India Holds Key Rate as RBI's Subbarao Resists Easing Calls

India’s central bank left interest rates unchanged for a fifth straight meeting, as the fastest inflation among the biggest emerging nations inhibits scope for monetary easing sought by the government.

Reserve Bank of India Governor Duvvuri Subbarao kept the repurchase rate at 8 percent, according to a statement in Mumbai today. The decision was predicted by 25 of 27 economists in a Bloomberg News survey, with two expecting a reduction. The central bank also held the cash reserve ratio for lenders at 4.25 percent after a cut in October.

Subbarao has so far withstood calls from Finance Minister Palaniappan Chidambaram for lower rates to bolster an economy forecast by the government to expand at the slowest pace in a decade this fiscal year. Slowing gross domestic product and Prime Minister Manmohan Singh’s policy overhaul to revive growth may prompt the governor to respond to “threats to growth from this points onwards,” according to the RBI statement.

“The inflation picture is still not comforting enough for the central bank to let down its inflation guard,” Leif Eskesen, Singapore-based chief India and Southeast Asia economist for HSBC Holdings Plc, said before the decision. “Rate cuts are contingent on inflation coming down, tangible progress on fiscal consolidation and continued structural reforms.”

Sensex, Rupee

The BSE India Sensitive Index fell 0.4 percent yesterday, while the rupee declined 0.7 percent to 54.85 per dollar, after the Finance Ministry cut its forecast for India’s growth to about 5.7 percent to 5.9 percent in the year through March from an earlier estimate of as much as 7.85 percent. That would be the smallest gain since the year ended March 31, 2003, when gross domestic product grew 4 percent.

The RBI on Oct. 30 cut its projection for economic growth to 5.8 percent from 6.5 percent and raised its inflation forecast to 7.5 percent by March 2013 from 7 percent.

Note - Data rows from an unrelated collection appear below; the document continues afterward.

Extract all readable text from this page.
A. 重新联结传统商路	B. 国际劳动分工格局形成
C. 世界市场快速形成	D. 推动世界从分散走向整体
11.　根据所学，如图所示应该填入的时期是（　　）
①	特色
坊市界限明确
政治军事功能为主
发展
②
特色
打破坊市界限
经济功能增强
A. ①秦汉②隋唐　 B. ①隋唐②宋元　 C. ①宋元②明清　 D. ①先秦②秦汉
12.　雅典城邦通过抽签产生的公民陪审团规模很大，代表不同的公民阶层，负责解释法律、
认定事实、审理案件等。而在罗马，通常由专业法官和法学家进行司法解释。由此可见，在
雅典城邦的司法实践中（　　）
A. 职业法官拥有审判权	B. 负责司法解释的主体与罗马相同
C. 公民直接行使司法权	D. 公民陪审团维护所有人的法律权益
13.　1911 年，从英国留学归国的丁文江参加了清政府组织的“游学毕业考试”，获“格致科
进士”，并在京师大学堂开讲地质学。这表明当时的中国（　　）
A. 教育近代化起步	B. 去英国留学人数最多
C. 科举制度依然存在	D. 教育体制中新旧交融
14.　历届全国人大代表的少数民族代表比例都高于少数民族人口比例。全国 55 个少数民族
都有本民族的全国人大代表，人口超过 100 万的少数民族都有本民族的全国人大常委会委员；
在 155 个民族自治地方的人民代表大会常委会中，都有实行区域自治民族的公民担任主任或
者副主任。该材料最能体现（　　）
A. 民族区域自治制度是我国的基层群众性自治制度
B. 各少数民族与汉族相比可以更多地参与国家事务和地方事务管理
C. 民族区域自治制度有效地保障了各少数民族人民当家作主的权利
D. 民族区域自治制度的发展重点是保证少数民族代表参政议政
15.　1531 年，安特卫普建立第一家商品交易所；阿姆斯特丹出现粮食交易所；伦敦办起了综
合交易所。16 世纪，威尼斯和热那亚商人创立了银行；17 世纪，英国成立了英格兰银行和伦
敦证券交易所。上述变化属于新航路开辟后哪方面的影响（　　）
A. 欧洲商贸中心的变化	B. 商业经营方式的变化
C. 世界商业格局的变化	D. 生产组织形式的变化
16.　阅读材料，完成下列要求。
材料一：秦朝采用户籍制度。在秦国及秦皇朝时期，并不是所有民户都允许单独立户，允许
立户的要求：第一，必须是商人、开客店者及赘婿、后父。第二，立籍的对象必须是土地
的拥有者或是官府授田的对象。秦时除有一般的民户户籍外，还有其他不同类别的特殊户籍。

The rupee has appreciated since Sept. 13, when Singh’s administration jump started stalled policy changes. The government, striving to avert a credit-rating downgrade, snapped months of policy paralysis in September by opening the nation’s retail industry to overseas retailers such as Wal-Mart Stores Inc. and curbed energy subsidies. More recently, it also set up a panel to accelerate infrastructure projects and approved changes to a century- old land law to help curb often violent protests that have delayed projects.

‘Investor Confidence’

“Both fiscal and monetary policies, however, would need to be supportive to sustain investor confidence,” the Finance Ministry said yesterday. A moderation in inflation that may commence in the January-to-March quarter and benign global commodity prices will “facilitate softening of the monetary policy stance of the RBI,” it said.

India’s inflation rate remains the fastest among the BRIC group of emerging nations that also includes Brazil, Russia and China. The country’s benchmark wholesale-price gauge slowed to 7.24 percent in November. Consumer prices climbed 9.9 percent last month.

Consumer price inflation “increased in November, reflecting sustained food inflation pressures,” according to the RBI statement. Still “the decline in core inflation has been comforting. In view of inflation pressures ebbing, monetary policy has to increasingly shift focus and respond to the threats to growth.”

Trade Deficit

India’s economy expanded 5.3 percent in the three months ended Sept. 30 from a year earlier, slowing to match a three-year low. The country’s trade deficit held near the widest in more than 18 years in November as exports fell for a seventh month.

Local passenger car sales by companies such as Maruti Suzuki India Ltd. fell 8.3 percent in November from a year earlier, according to Society of Indian Automobile Manufacturers data. Foreign direct investment fell 60 percent in the five months through August compared with a year earlier.

“India is faced with a very difficult situation with high inflation and deficits and sub-par growth,” said Arun Singh, an economist at Dun & Bradstreet Information Services India Pvt. in Mumbai. “There is a real threat of ratings downgrade and the need of the hour is to implement economic reforms swiftly.”

Finance Minister Palaniappan Chidambaram has called for cheaper credit to back the government push to spur growth, and pledged on Oct. 29 to contain the budget deficit as officials sought to increase scope for a rate cut. He said after the RBI held rates in October that “growth is as much a challenge as inflation.”